Step1: Load the Data
df=pd.read_csv("your_path/data.csv")
df_o=pd.read_csv("your_path/data.csv/overall.csv")
Step2: Explore the dataset:
We will use this command line to know the count of the unique value, and also to know the highest and lowest value.
pd.DataFrame(df.apply(lambda col: len(col.unique())),columns=["Unique Values Count"])

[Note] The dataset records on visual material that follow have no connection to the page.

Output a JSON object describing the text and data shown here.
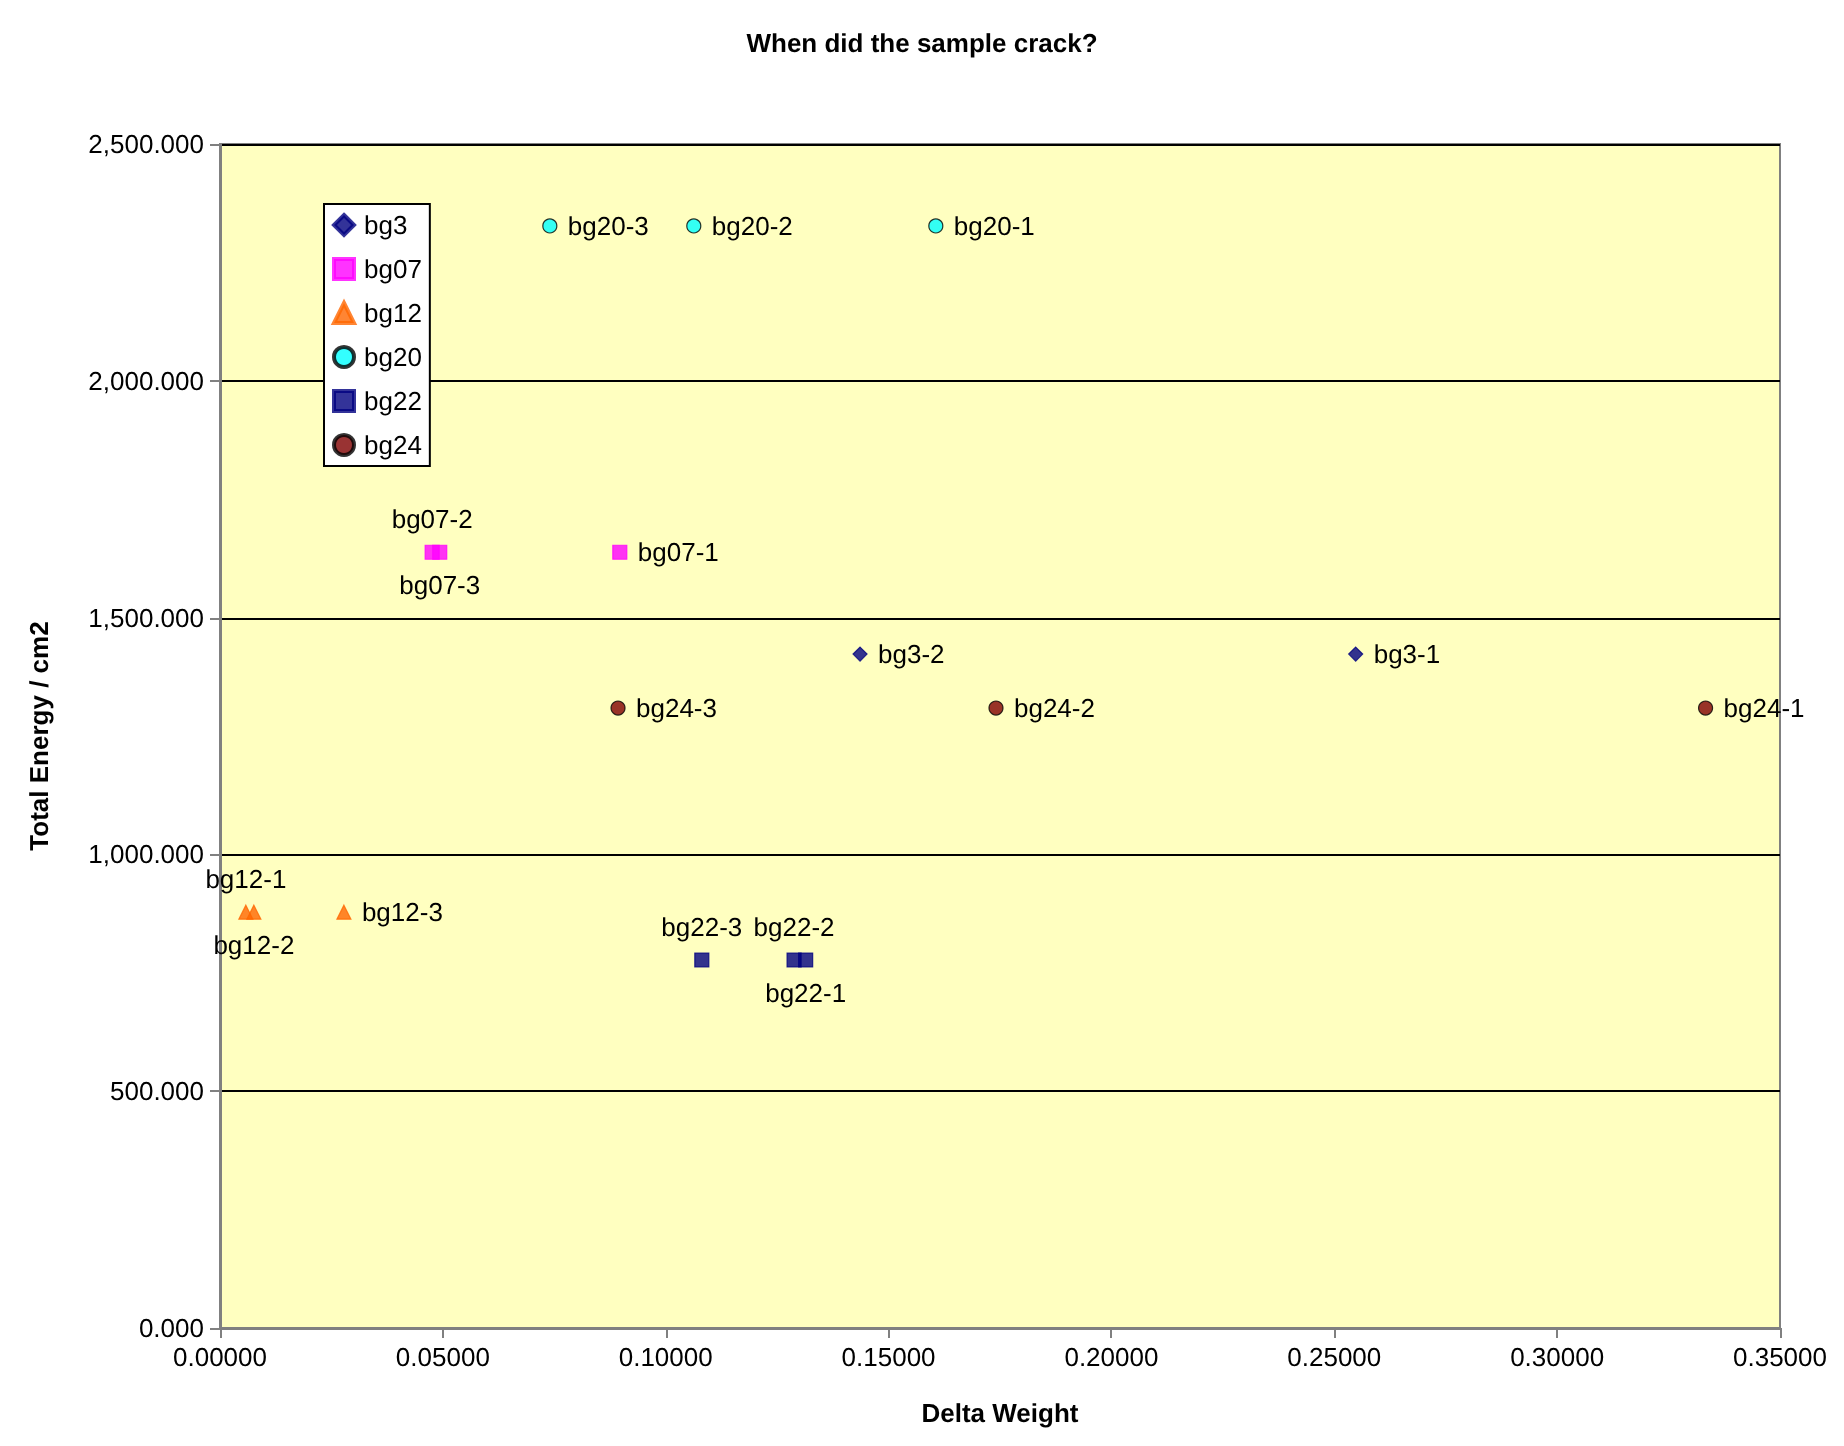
{
  "chart_data": {
    "type": "scatter",
    "title": "When did the sample crack?",
    "xlabel": "Delta Weight",
    "ylabel": "Total Energy / cm2",
    "xlim": [
      0,
      0.35
    ],
    "xticks": [
      {
        "value": 0,
        "label": "0.00000"
      },
      {
        "value": 0.05,
        "label": "0.05000"
      },
      {
        "value": 0.1,
        "label": "0.10000"
      },
      {
        "value": 0.15,
        "label": "0.15000"
      },
      {
        "value": 0.2,
        "label": "0.20000"
      },
      {
        "value": 0.25,
        "label": "0.25000"
      },
      {
        "value": 0.3,
        "label": "0.30000"
      },
      {
        "value": 0.35,
        "label": "0.35000"
      }
    ],
    "ylim": [
      0,
      2500
    ],
    "yticks": [
      {
        "value": 0,
        "label": "0.000"
      },
      {
        "value": 500,
        "label": "500.000"
      },
      {
        "value": 1000,
        "label": "1,000.000"
      },
      {
        "value": 1500,
        "label": "1,500.000"
      },
      {
        "value": 2000,
        "label": "2,000.000"
      },
      {
        "value": 2500,
        "label": "2,500.000"
      }
    ],
    "grid": "y",
    "legend": "top left",
    "series": [
      {
        "name": "bg3",
        "color": "#000080",
        "marker": "diamond",
        "x": [
          0.2548,
          0.1436
        ],
        "values": [
          1423,
          1423
        ]
      },
      {
        "name": "bg07",
        "color": "#ff00ff",
        "marker": "square",
        "x": [
          0.0897,
          0.0476,
          0.0493
        ],
        "values": [
          1638,
          1638,
          1638
        ]
      },
      {
        "name": "bg12",
        "color": "#ff6600",
        "marker": "triangle",
        "x": [
          0.0058,
          0.0076,
          0.0278
        ],
        "values": [
          878,
          878,
          878
        ]
      },
      {
        "name": "bg20",
        "color": "#00ffff",
        "marker": "circle",
        "x": [
          0.1606,
          0.1063,
          0.074
        ],
        "values": [
          2327,
          2327,
          2327
        ]
      },
      {
        "name": "bg22",
        "color": "#000080",
        "marker": "square",
        "x": [
          0.1314,
          0.1288,
          0.1081
        ],
        "values": [
          777,
          777,
          777
        ]
      },
      {
        "name": "bg24",
        "color": "#800000",
        "marker": "circle",
        "x": [
          0.3333,
          0.1741,
          0.0893
        ],
        "values": [
          1309,
          1309,
          1309
        ]
      }
    ],
    "annotations": [
      {
        "text": "bg3-1",
        "x": 0.2548,
        "y": 1423
      },
      {
        "text": "bg3-2",
        "x": 0.1436,
        "y": 1423
      },
      {
        "text": "bg07-1",
        "x": 0.0897,
        "y": 1638
      },
      {
        "text": "bg07-2",
        "x": 0.0476,
        "y": 1638
      },
      {
        "text": "bg07-3",
        "x": 0.0493,
        "y": 1638
      },
      {
        "text": "bg12-1",
        "x": 0.0058,
        "y": 878
      },
      {
        "text": "bg12-2",
        "x": 0.0076,
        "y": 878
      },
      {
        "text": "bg12-3",
        "x": 0.0278,
        "y": 878
      },
      {
        "text": "bg20-1",
        "x": 0.1606,
        "y": 2327
      },
      {
        "text": "bg20-2",
        "x": 0.1063,
        "y": 2327
      },
      {
        "text": "bg20-3",
        "x": 0.074,
        "y": 2327
      },
      {
        "text": "bg22-1",
        "x": 0.1314,
        "y": 777
      },
      {
        "text": "bg22-2",
        "x": 0.1288,
        "y": 777
      },
      {
        "text": "bg22-3",
        "x": 0.1081,
        "y": 777
      },
      {
        "text": "bg24-1",
        "x": 0.3333,
        "y": 1309
      },
      {
        "text": "bg24-2",
        "x": 0.1741,
        "y": 1309
      },
      {
        "text": "bg24-3",
        "x": 0.0893,
        "y": 1309
      }
    ]
  }
}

df.describe(include=['object']).T
Step3: EDA, Data Visualization
- Goal Per Competition
px.histogram(
df,
x='Competition',
title="Goals per competition",
log_x=False,
log_y=False,
#symbol='title',
#markers=True,
#width=800,
height=500,
color='Club',
hover_name='Club',
hover_data=['Competition','Club'])
2. Goals per season
px.histogram(
df,
x='Season',
title="Goals per season",
log_x=False,
log_y=False,
#symbol='title',
#markers=True,
#width=800,
height=500,
color='Club',
hover_name='Club',
hover_data=['Competition','Season','Club'])
3. Goals per club
px.histogram(
df,
x='Club',
title="Goals per Clubs - Seasons",
log_x=False,
log_y=False,
#symbol='title',
#markers=True,
#width=800,
height=500,
color='Season',
hover_name='Season',
hover_data=['Competition','Season','Club'])

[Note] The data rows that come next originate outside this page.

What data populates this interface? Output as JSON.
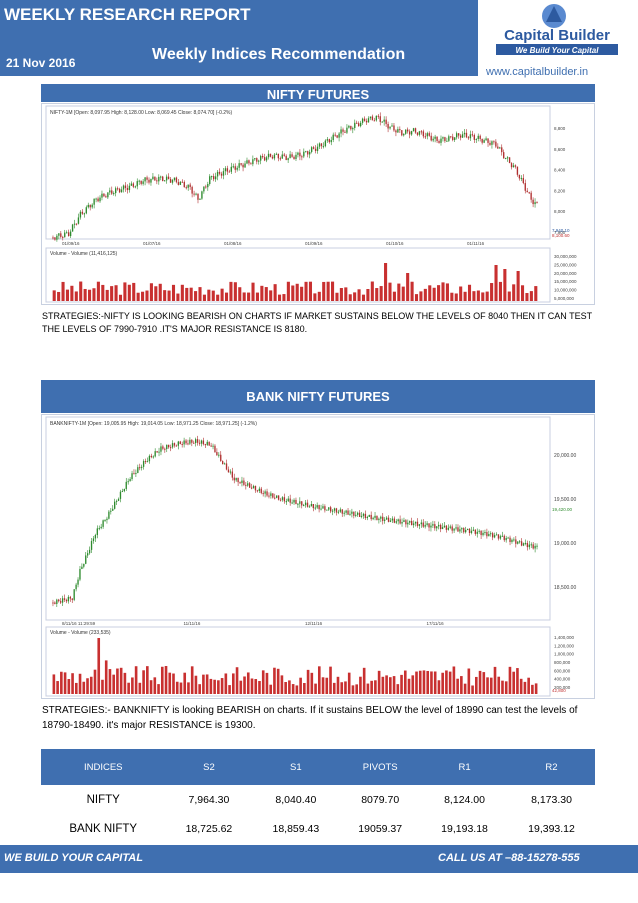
{
  "header": {
    "title": "WEEKLY RESEARCH REPORT",
    "date": "21 Nov 2016",
    "subtitle": "Weekly Indices Recommendation",
    "website": "www.capitalbuilder.in",
    "logo_name": "Capital Builder",
    "logo_tagline": "We Build Your Capital"
  },
  "nifty": {
    "section_title": "NIFTY FUTURES",
    "chart_header": "NIFTY-1M [Open: 8,097.95  High: 8,128.00  Low: 8,069.45  Close: 8,074.70] (-0.2%)",
    "volume_header": "Volume - Volume (11,416,125)",
    "price_axis": [
      "8,800",
      "8,600",
      "8,400",
      "8,200",
      "8,000",
      "7,900"
    ],
    "volume_axis": [
      "30,000,000",
      "25,000,000",
      "20,000,000",
      "15,000,000",
      "10,000,000",
      "5,000,000"
    ],
    "date_labels": [
      "01/09/16",
      "01/07/16",
      "01/08/16",
      "01/09/16",
      "01/10/16",
      "01/11/16"
    ],
    "price_tags": [
      "7,940.10",
      "8,100.60"
    ],
    "strategy": "STRATEGIES:-NIFTY IS LOOKING BEARISH ON CHARTS IF  MARKET SUSTAINS BELOW THE LEVELS OF 8040 THEN IT CAN TEST THE LEVELS OF 7990-7910 .IT'S MAJOR RESISTANCE  IS 8180."
  },
  "banknifty": {
    "section_title": "BANK NIFTY FUTURES",
    "chart_header": "BANKNIFTY-1M [Open: 19,005.95  High: 19,014.05  Low: 18,971.25  Close: 18,971.25] (-1.2%)",
    "volume_header": "Volume - Volume (233,535)",
    "price_axis": [
      "20,000.00",
      "19,500.00",
      "19,000.00",
      "18,500.00"
    ],
    "volume_axis": [
      "1,400,000",
      "1,200,000",
      "1,000,000",
      "800,000",
      "600,000",
      "400,000",
      "200,000"
    ],
    "date_labels": [
      "8/11/16 11:29:59",
      "11/11/16",
      "12/11/16",
      "17/11/16"
    ],
    "price_tags": [
      "19,420.00",
      "42,800"
    ],
    "strategy": "STRATEGIES:- BANKNIFTY is looking BEARISH on charts. If it sustains BELOW the level  of  18990 can test the levels of  18790-18490. it's major RESISTANCE is 19300."
  },
  "table": {
    "headers": [
      "INDICES",
      "S2",
      "S1",
      "PIVOTS",
      "R1",
      "R2"
    ],
    "rows": [
      [
        "NIFTY",
        "7,964.30",
        "8,040.40",
        "8079.70",
        "8,124.00",
        "8,173.30"
      ],
      [
        "BANK NIFTY",
        "18,725.62",
        "18,859.43",
        "19059.37",
        "19,193.18",
        "19,393.12"
      ]
    ]
  },
  "footer": {
    "left": "WE BUILD YOUR CAPITAL",
    "right": "CALL US AT –88-15278-555"
  },
  "colors": {
    "brand": "#3f6fb0",
    "up": "#2e8b2e",
    "down": "#b03030",
    "volume": "#c83030"
  }
}
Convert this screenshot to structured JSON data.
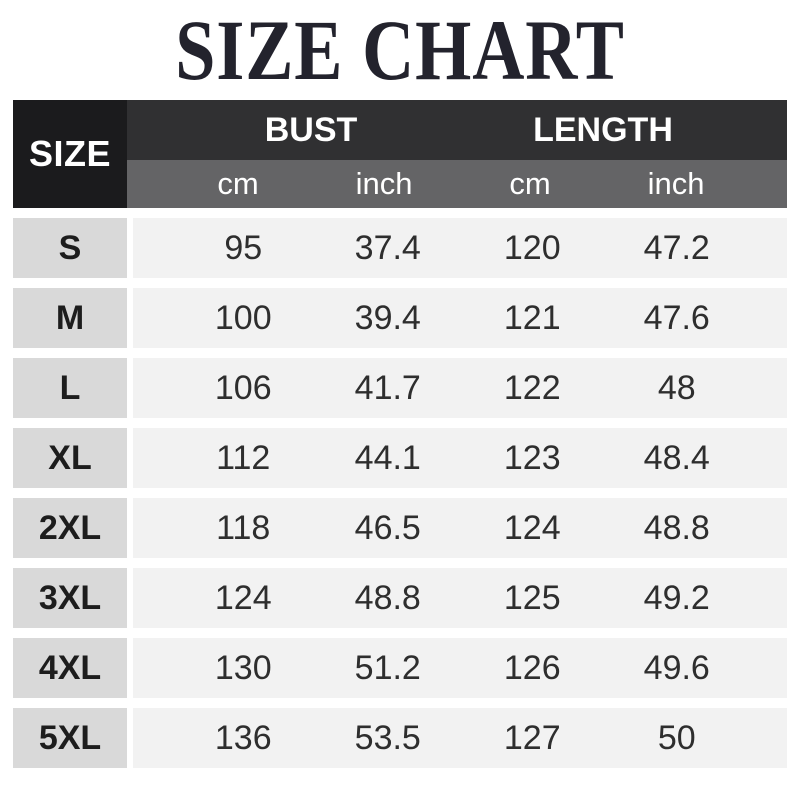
{
  "title": "SIZE CHART",
  "colors": {
    "title_text": "#23232d",
    "corner_bg": "#1b1b1d",
    "group_header_bg": "#303032",
    "unit_header_bg": "#646466",
    "header_text": "#ffffff",
    "size_cell_bg": "#d9d9d9",
    "value_strip_bg": "#f2f2f2",
    "value_text": "#2e2e2e",
    "page_bg": "#ffffff"
  },
  "table": {
    "corner_label": "SIZE",
    "group_headers": [
      "BUST",
      "LENGTH"
    ],
    "unit_headers": [
      "cm",
      "inch",
      "cm",
      "inch"
    ],
    "rows": [
      {
        "size": "S",
        "bust_cm": "95",
        "bust_inch": "37.4",
        "length_cm": "120",
        "length_inch": "47.2"
      },
      {
        "size": "M",
        "bust_cm": "100",
        "bust_inch": "39.4",
        "length_cm": "121",
        "length_inch": "47.6"
      },
      {
        "size": "L",
        "bust_cm": "106",
        "bust_inch": "41.7",
        "length_cm": "122",
        "length_inch": "48"
      },
      {
        "size": "XL",
        "bust_cm": "112",
        "bust_inch": "44.1",
        "length_cm": "123",
        "length_inch": "48.4"
      },
      {
        "size": "2XL",
        "bust_cm": "118",
        "bust_inch": "46.5",
        "length_cm": "124",
        "length_inch": "48.8"
      },
      {
        "size": "3XL",
        "bust_cm": "124",
        "bust_inch": "48.8",
        "length_cm": "125",
        "length_inch": "49.2"
      },
      {
        "size": "4XL",
        "bust_cm": "130",
        "bust_inch": "51.2",
        "length_cm": "126",
        "length_inch": "49.6"
      },
      {
        "size": "5XL",
        "bust_cm": "136",
        "bust_inch": "53.5",
        "length_cm": "127",
        "length_inch": "50"
      }
    ]
  },
  "chart_data": {
    "type": "table",
    "title": "SIZE CHART",
    "columns": [
      "SIZE",
      "BUST cm",
      "BUST inch",
      "LENGTH cm",
      "LENGTH inch"
    ],
    "rows": [
      [
        "S",
        95,
        37.4,
        120,
        47.2
      ],
      [
        "M",
        100,
        39.4,
        121,
        47.6
      ],
      [
        "L",
        106,
        41.7,
        122,
        48
      ],
      [
        "XL",
        112,
        44.1,
        123,
        48.4
      ],
      [
        "2XL",
        118,
        46.5,
        124,
        48.8
      ],
      [
        "3XL",
        124,
        48.8,
        125,
        49.2
      ],
      [
        "4XL",
        130,
        51.2,
        126,
        49.6
      ],
      [
        "5XL",
        136,
        53.5,
        127,
        50
      ]
    ]
  }
}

#Goals per CLubs - Competition, we replace the hover_name with competition
4. Goals per playing Position
px.histogram(
df,
x='Playing_Position',
title="Goals per playing Position",
log_x=False,
log_y=False,
#symbol='title',
#markers=True,
#width=800,
height=500,
color='Club',
hover_name='Club',
hover_data=['Playing_Position','Competition','Season','Club'])
5. Assist
sns.set(rc={'figure.figsize':(30,5)})
plt.xticks(rotation='vertical')
p=sns.countplot(df['Goal_assist'],order=df.Goal_assist.value_counts().sort_values(ascending=False).index)
p.axes.set_title("Goals Assist",fontsize=30)

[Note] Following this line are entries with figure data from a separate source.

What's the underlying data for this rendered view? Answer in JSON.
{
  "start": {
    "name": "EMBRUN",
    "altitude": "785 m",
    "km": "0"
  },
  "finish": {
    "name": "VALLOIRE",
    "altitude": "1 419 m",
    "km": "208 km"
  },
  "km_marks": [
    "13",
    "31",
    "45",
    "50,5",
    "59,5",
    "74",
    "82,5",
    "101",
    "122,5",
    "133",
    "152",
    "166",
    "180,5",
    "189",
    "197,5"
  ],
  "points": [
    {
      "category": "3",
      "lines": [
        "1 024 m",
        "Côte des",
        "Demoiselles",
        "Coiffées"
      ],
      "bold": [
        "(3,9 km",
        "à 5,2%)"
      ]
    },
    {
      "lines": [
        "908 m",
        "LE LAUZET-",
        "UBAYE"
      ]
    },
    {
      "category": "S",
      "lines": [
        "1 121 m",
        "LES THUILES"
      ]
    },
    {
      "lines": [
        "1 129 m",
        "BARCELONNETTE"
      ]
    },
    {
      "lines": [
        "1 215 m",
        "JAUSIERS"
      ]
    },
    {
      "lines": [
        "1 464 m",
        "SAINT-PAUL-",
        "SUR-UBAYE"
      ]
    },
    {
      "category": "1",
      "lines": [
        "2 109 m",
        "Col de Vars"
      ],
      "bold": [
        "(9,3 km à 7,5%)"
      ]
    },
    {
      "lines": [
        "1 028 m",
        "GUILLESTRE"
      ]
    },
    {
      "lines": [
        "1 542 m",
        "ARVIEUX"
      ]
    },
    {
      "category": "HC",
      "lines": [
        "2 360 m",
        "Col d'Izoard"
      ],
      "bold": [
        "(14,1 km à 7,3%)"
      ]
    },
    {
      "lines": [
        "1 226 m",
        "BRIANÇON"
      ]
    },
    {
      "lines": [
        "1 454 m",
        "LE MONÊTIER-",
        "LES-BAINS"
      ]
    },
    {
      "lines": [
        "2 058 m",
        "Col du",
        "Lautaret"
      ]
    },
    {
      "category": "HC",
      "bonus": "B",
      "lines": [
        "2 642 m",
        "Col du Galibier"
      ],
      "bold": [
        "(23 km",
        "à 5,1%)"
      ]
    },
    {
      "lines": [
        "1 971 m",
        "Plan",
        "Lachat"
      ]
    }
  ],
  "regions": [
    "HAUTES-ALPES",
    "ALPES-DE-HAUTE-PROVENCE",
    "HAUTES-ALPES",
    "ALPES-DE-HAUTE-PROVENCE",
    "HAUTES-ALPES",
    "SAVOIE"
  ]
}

mins=list(map(str, df.Goal_assist.value_counts().sort_values(ascending=False).index))
for min in df['Goal_assist']:
if min not in mins:
mins.append(min)
mins1=mins[:int(len(mins)/5)]
mins2=mins[int(len(mins)/5):int(2*len(mins)/5)]
mins3=mins[2*int(len(mins)/5):int(3*len(mins)/5)]
mins4=mins[3*int(len(mins)/5):int(4*len(mins)/5)]
mins5=mins[int(4*len(mins)/5):]
sns.set(rc={'figure.figsize':(20,5)})
plt.xticks(fontsize=15,rotation='vertical')
p=sns.countplot(df['Goal_assist'],order=mins1)
p.axes.set_title("Goals Assisted by",fontsize=30)
6. Total Goals timeline
dfl = df[['Date']]
dfl['Date'] = pd.to_datetime(dfl['Date']).dt.strftime('%y-%m-%d')
dfl['Goal_no']=list(range(1,699))
dfl['Goal']=list(1 for i in range(1,699))
trace1 = go.Scatter(x=dfl.Date,
y=dfl.Goal_no,
name = "CR7 Total Goals Time graph",
line = dict(color = 'blue'),
opacity = 0.4)
layout = dict(title='CR7 Goals',)
fig = dict(data=[trace1], layout=layout)
iplot(fig)
Conclusion
As you see in this article CR7 made a huge work and scored a lot of goals, but the question is CR7 or Messi?